12/28/2011 10:28 EST | Updated 02/27/2012 05:12 EST

Shares in Sears Canada drop a day after parent company announces U.S. closures

Sears Canada isn't looking to close stores but instead wants to improve the ones it has, the department store operator said Wednesday, a day after its American parent announced the shutdown of scores of locations.

Shares in Sears Canada Inc. closed down 10 per cent Wednesday, a day after Sears Holdings Inc. (NASDAQ:SHLD) said it would close between 100 and 120 Sears and Kmart stores in the United States.

The closures do not apply to Sears Canada Inc., the U.S. retailer's Toronto-based subsidiary, which has been streamlining itself under a new leadership team to help reverse recent losses.

"We're not in a position where we're closing stores," said Sears Canada spokesman Vincent Power.

"If anything, we're looking on how to improve them."

Power said he isn't aware of any more job cuts at Sears Canada stores and added that it is too soon to comment on how the chain's sales fared during the holiday shopping season.

Sears Canada (TSX:SCC) shares closed down $1.16 at $10.40 Wednesday on the Toronto Stock Exchange.

Last month, Sears Canada laid off about 70 employees at its head office in downtown Toronto as the retailer works to overcome a loss of nearly $47 million in its latest quarter.

"Our new CEO, Calvin McDonald, has been putting plans into place to make the stores even more attractive, more relevant, more shopable for Canadian consumers," said Power.

McDonald found that Sears' stores were difficult to shop in and there was "too much clutter," so the stores were "cleaned up" for the back-to-school season, Power said from Toronto. "Certainly, he sees a lot more potential for the stores."

The stores will be refreshed and some will be selected for more significant changes, Power said, adding that Sears' flyers have also been made easier for customers to read.

"Our goal is to be a complete shopping experience for customers."

But retail analyst John Winter said Sears probably should consider the future of its underperforming stores in Canada.

"The question is really, why don't they close a few stores in Canada?" said Winter, of John Winter Associates in Toronto.

"There's always stores that should never have been opened and where the market has moved away," Winter said.

"Most retailers should be looking at the bottom end of the bell curve to see which ones are not performing up to their standards and see if they can close them down and that is certainly a boost to the bottom line, immediately."
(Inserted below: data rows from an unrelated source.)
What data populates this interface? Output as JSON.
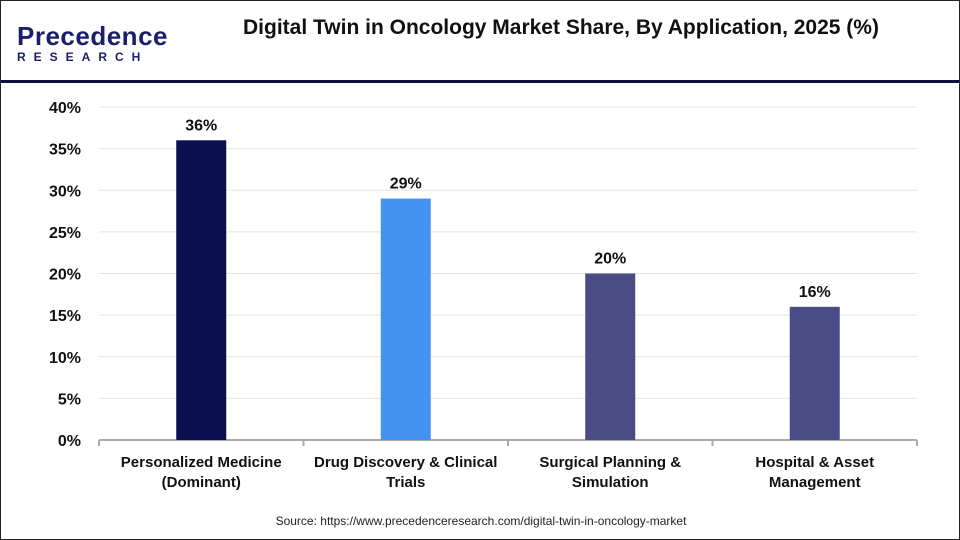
{
  "logo": {
    "line1": "Precedence",
    "line2": "RESEARCH"
  },
  "title": "Digital Twin in Oncology Market Share, By Application, 2025 (%)",
  "source": "Source: https://www.precedenceresearch.com/digital-twin-in-oncology-market",
  "chart_data": {
    "type": "bar",
    "title": "Digital Twin in Oncology Market Share, By Application, 2025 (%)",
    "categories": [
      [
        "Personalized Medicine",
        "(Dominant)"
      ],
      [
        "Drug Discovery & Clinical",
        "Trials"
      ],
      [
        "Surgical Planning &",
        "Simulation"
      ],
      [
        "Hospital & Asset",
        "Management"
      ]
    ],
    "values": [
      36,
      29,
      20,
      16
    ],
    "data_labels": [
      "36%",
      "29%",
      "20%",
      "16%"
    ],
    "colors": [
      "#0a0f50",
      "#4493f0",
      "#4a4c86",
      "#4a4c86"
    ],
    "yticks": [
      "0%",
      "5%",
      "10%",
      "15%",
      "20%",
      "25%",
      "30%",
      "35%",
      "40%"
    ],
    "ylim": [
      0,
      40
    ],
    "grid": true,
    "xlabel": "",
    "ylabel": ""
  }
}
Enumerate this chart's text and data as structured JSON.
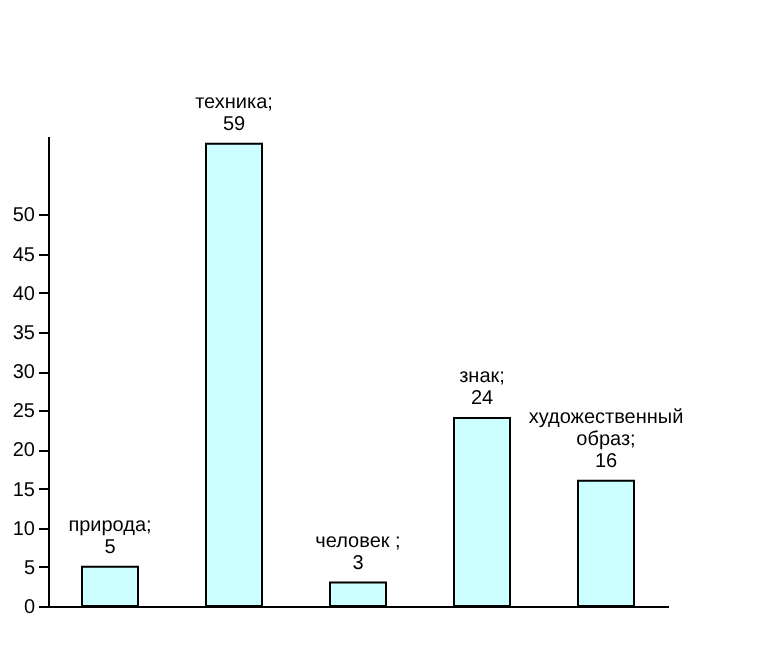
{
  "chart_data": {
    "type": "bar",
    "categories": [
      null,
      null,
      null,
      null,
      null
    ],
    "values": [
      5,
      59,
      3,
      24,
      16
    ],
    "value_labels": [
      "природа; 5",
      "техника; 59",
      "человек ; 3",
      "знак; 24",
      "художественный образ; 16"
    ],
    "color": "#ccffff",
    "ylim": [
      0,
      60
    ],
    "yticks": [
      0,
      5,
      10,
      15,
      20,
      25,
      30,
      35,
      40,
      45,
      50
    ],
    "grid": false,
    "tick_labels": "y"
  }
}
Sears also has to be a bit more price conscious to better compete with other retailers such as Walmart, he said.

Between lower-end Walmart and Target, which will enter the Canadian market in 2013, Sears department stores can find their place by appealing to the middle class.

"There is a space between Walmart, which is basic necessities, and The Bay. There is a space in there that they can fill and they should be filling pretty well," Winter said of Sears.
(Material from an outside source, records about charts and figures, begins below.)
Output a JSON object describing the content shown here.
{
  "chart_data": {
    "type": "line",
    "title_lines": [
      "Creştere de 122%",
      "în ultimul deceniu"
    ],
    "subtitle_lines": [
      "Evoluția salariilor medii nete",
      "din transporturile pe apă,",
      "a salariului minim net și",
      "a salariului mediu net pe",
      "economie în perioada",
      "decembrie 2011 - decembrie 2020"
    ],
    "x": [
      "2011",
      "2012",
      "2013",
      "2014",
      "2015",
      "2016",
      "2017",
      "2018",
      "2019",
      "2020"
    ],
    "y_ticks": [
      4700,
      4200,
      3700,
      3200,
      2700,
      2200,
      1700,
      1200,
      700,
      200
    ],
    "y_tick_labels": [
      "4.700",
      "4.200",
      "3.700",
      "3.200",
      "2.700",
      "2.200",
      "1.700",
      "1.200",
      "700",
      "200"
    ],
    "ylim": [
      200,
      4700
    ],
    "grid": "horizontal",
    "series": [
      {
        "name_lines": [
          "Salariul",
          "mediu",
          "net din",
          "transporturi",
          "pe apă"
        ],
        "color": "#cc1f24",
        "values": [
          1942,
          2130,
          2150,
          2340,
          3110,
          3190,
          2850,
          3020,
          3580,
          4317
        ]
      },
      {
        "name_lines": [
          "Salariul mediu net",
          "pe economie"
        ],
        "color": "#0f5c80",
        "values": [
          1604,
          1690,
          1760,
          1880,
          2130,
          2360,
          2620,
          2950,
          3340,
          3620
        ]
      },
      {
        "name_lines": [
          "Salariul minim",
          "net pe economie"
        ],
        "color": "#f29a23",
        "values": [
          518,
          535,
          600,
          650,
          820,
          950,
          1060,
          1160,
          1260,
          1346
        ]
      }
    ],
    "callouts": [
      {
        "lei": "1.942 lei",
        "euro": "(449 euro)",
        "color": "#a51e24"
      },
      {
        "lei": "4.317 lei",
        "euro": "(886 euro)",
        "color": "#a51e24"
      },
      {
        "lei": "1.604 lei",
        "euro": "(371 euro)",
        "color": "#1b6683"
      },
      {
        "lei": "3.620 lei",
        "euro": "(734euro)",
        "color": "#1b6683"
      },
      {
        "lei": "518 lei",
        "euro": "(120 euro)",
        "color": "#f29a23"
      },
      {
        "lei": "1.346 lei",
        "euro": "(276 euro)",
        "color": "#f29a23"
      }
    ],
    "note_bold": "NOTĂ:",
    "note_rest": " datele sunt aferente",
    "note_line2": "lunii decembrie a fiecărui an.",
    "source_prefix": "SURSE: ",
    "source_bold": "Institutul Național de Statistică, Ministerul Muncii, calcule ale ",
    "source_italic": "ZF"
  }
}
"The problem is Target is coming in and Target is a step above Walmart in quality and in price. It will be competing, perhaps, with the lower end of the Sears' line."

The retail chain should also consider slimming down its catalogue further, which needs an "important rethink", he said, especially with shoppers comparing prices online.

Winter said he also isn't sure that McDonald, appointed last June, will be able to turn Sears Canada around. McDonald is a former executive from Loblaw Companies (TSX:L).

"What does he know of fashion?"

But Power said McDonald has a retail background.

"Retail is retail and there are principles about giving a compelling shopping experience to customers that a retailer of any line of merchandise would be able to benefit from and make use of."

At Sears Canada, the company has said its recent job losses affected some middle and senior management. In total, the company has more than 30,000 employees, of which about one-third are full-time staff.